Serving the students and the University community since 1893

Tuesday January 31st

Talking with Andrew Young, speaker for 31st annual MLK lecture

Andrew Young learned the art of activism and nonviolent protests at the feet of Martin Luther King Jr.

At the height of the civil rights movement, Young was King’s aide and close personal friend.

In the years following King’s assassination, Young served in U.S. Congress and has since also been a U.S. ambassador to the United Nations and mayor of Atlanta.

Young will deliver tonight’s 31st annual Martin Luther King Jr.
Memorial Lecture, serving as a kickoff to a week of events celebrating King’s life and legacy.

More than 40 years after the assassination of his mentor and friend, Young reflected on King’s legacy and the endurance of his message of racial harmony and nonviolence.

ON NONVIOLENCE:

We never approached race relations as black versus white. (King) always said, ‘Nobody has anything to say about how they’re born.’ You’re born with certain characteristics of race, creed, class and color, but those don’t have to define you.

You have to define yourself in dialogue, debate and communication with others and that’s best accomplished when it’s rational and loving and that means nonviolence.

ON A POST-RACIAL SOCIETY:

It’s possible but I’m not even sure if it’s advisable.

Dr. King used to say, ‘Every American is a hyphenated American.’ We are Irish–American, Italian, African … but that hyphenation is part of the richness of our country, and we should remember our cultures of our forbears.

HIS FONDEST MEMORY OF KING:

I think just of sitting around at night arguing. He loved to debate, and if you took one side, he’d take another, and we’d just argue about almost anything and everything.

The only time he got upset with me was when I didn’t feel like arguing, and I’d agree with him, and he’d say, ‘Now, you don’t believe that.’ He liked to create a dialogue.

ON KING’S NEW MONUMENT:

An idea Dr. King always talked about was ‘hew out of a mountain of despair a stone of hope.’ For him, the mountain of despair was not personal, it was racism, economic injustice, and it was war.
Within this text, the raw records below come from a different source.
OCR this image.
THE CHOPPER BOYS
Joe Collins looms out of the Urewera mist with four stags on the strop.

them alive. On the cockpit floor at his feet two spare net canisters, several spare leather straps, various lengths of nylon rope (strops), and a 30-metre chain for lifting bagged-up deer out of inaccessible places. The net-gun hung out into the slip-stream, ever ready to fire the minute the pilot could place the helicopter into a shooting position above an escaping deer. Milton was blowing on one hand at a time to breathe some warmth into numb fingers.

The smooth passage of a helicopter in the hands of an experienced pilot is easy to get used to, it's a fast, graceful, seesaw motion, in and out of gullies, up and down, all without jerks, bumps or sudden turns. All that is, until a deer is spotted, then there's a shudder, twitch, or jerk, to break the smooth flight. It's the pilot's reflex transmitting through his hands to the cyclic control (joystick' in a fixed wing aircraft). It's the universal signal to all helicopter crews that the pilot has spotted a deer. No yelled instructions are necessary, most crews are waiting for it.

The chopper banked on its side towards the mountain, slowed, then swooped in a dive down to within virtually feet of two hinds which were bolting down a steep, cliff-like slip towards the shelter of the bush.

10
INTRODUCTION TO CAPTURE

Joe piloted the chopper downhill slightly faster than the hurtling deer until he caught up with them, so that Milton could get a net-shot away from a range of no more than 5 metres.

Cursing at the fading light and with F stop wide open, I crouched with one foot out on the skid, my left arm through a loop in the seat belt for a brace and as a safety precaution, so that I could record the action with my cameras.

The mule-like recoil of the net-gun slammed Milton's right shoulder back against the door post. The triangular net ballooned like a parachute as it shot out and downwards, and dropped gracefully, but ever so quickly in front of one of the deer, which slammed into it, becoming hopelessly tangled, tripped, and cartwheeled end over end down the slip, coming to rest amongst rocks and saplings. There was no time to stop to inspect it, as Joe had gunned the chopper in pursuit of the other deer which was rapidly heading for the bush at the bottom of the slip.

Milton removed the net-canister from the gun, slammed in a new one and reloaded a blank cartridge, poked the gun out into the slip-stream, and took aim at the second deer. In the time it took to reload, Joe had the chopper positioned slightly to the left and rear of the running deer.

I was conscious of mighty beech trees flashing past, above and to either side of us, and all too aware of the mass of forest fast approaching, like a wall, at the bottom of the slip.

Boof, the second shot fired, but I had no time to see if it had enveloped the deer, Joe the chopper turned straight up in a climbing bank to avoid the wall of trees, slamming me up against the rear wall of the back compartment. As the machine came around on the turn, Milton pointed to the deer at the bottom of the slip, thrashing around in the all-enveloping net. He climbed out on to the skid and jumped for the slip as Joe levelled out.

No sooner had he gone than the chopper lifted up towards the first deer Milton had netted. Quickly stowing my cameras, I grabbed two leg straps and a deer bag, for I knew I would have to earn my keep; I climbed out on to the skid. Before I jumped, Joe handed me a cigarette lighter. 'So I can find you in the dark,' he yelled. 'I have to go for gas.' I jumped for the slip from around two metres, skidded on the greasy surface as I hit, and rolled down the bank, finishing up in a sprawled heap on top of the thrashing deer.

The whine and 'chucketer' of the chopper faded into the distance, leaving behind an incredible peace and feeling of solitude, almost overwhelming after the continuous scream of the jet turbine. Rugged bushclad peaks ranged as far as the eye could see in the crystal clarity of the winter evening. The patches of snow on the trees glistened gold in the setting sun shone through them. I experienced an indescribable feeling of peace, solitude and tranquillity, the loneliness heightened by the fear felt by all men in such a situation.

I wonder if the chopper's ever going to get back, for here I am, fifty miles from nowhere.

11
But in spite of all of that in and around his life, he never gave up hope and so (the monument) says that this is a testimony to the strength of his spirit.

ON HIS OWN PERSONAL LEGACY:

I just had my eighth grandchild and we named him Andrew Jackson Young IV. I started thinking, what does that mean? What does that stand for?

What I’m saying to my son and grandson is … you have a legacy of wisdom and trust and that legacy, it doesn’t matter what color you are, those are values that are very, very important in society and more important as society changes.

HIS ADVICE FOR YOUNG ACTIVISTS:

It’s advice my father gave me … Don’t get mad, get smart. You have to think your way through the problems of life and your mind is the most powerful weapon you have, and the more you use your mind the more you can resolve conflicts.

ON LIFE AFTER COLLEGE:

Right after my graduation, I was driving home and the whole South was segregated so we were staying near King’s Mountain, N.C. I got up and went for a run to the top of that mountain. I really didn’t know what I wanted to do after graduation but standing up there, all of a sudden it was almost like a religious experience. I realized that God let me get this education and these opportunities for a purpose and I said if I was faithful and did the best I could that I would find my purpose. If I had come down from that mountain and told my mother that I was going to be a congressman she would have said, ‘Son, you’re sick.’